I've been trying to understand how to accomplish this very simple task of plotting two datasets, each with a different color, but nothing i found online seems to do it. Here is some sample code:
import pandas as pd
import numpy as np
import holoviews as hv
from holoviews import opts
hv.extension('bokeh')
ds1x = np.random.randn(1000)
ds1y = np.random.randn(1000)
ds2x = np.random.randn(1000) * 1.5
ds2y = np.random.randn(1000) + 1
ds1 = pd.DataFrame({'dsx' : ds1x, 'dsy' : ds1y})
ds2 = pd.DataFrame({'dsx' : ds2x, 'dsy' : ds2y})
ds1['source'] = ['ds1'] * len(ds1.index)
ds2['source'] = ['ds2'] * len(ds2.index)
ds = pd.concat([ds1, ds2])
Goal is to produce two datasets in a single frame, with a categorical column keeping track of the source. Then i try plotting a scatter plot.
scatter = hv.Scatter(ds, 'dsx', 'dsy')
scatter
And that works as expected. But i cannot seem to understand how to color the two datasets differently based on the source
column. I tried the following:
scatter = hv.Scatter(ds, 'dsx', 'dsy', color='source')
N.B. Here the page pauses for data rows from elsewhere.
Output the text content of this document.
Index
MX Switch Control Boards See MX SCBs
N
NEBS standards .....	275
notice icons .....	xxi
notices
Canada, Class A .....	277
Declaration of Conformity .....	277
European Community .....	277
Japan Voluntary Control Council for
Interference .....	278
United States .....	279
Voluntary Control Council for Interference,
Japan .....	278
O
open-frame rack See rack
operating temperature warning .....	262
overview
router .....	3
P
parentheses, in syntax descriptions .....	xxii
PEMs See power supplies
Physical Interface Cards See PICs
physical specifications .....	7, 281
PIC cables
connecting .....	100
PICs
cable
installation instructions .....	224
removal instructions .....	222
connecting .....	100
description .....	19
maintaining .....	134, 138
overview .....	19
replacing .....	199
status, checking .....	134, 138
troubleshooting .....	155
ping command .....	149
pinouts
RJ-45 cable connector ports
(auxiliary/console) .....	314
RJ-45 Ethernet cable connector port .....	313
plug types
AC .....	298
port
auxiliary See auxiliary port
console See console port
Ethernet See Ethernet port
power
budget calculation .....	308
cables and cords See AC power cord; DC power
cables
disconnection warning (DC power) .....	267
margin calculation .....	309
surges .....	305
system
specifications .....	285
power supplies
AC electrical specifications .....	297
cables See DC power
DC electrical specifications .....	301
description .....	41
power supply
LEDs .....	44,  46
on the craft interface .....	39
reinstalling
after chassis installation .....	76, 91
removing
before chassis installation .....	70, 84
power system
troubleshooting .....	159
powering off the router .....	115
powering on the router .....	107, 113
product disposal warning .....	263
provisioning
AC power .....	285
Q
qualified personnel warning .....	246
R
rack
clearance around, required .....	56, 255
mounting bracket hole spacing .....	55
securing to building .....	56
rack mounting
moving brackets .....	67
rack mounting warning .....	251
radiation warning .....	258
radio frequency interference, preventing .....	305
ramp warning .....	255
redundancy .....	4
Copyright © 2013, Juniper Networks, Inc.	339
scatter = hv.Scatter(ds, 'dsx', 'dsy', cmap='source')
Both throw warnings and no color. I tried this:
scatter = hv.Scatter(ds, 'dsx', 'dsy')
scatter.opts(color='source')
Which throws an error. I tried converting the thing to a Holoviews dataset, same type of thing.
Why is something that is supposed to be so simple so obscure?
P.S. Yes, i know i can split the data and overlay two scatter plots and that will give different colors. But surely there has to be a way to accomplish this based on categorical data.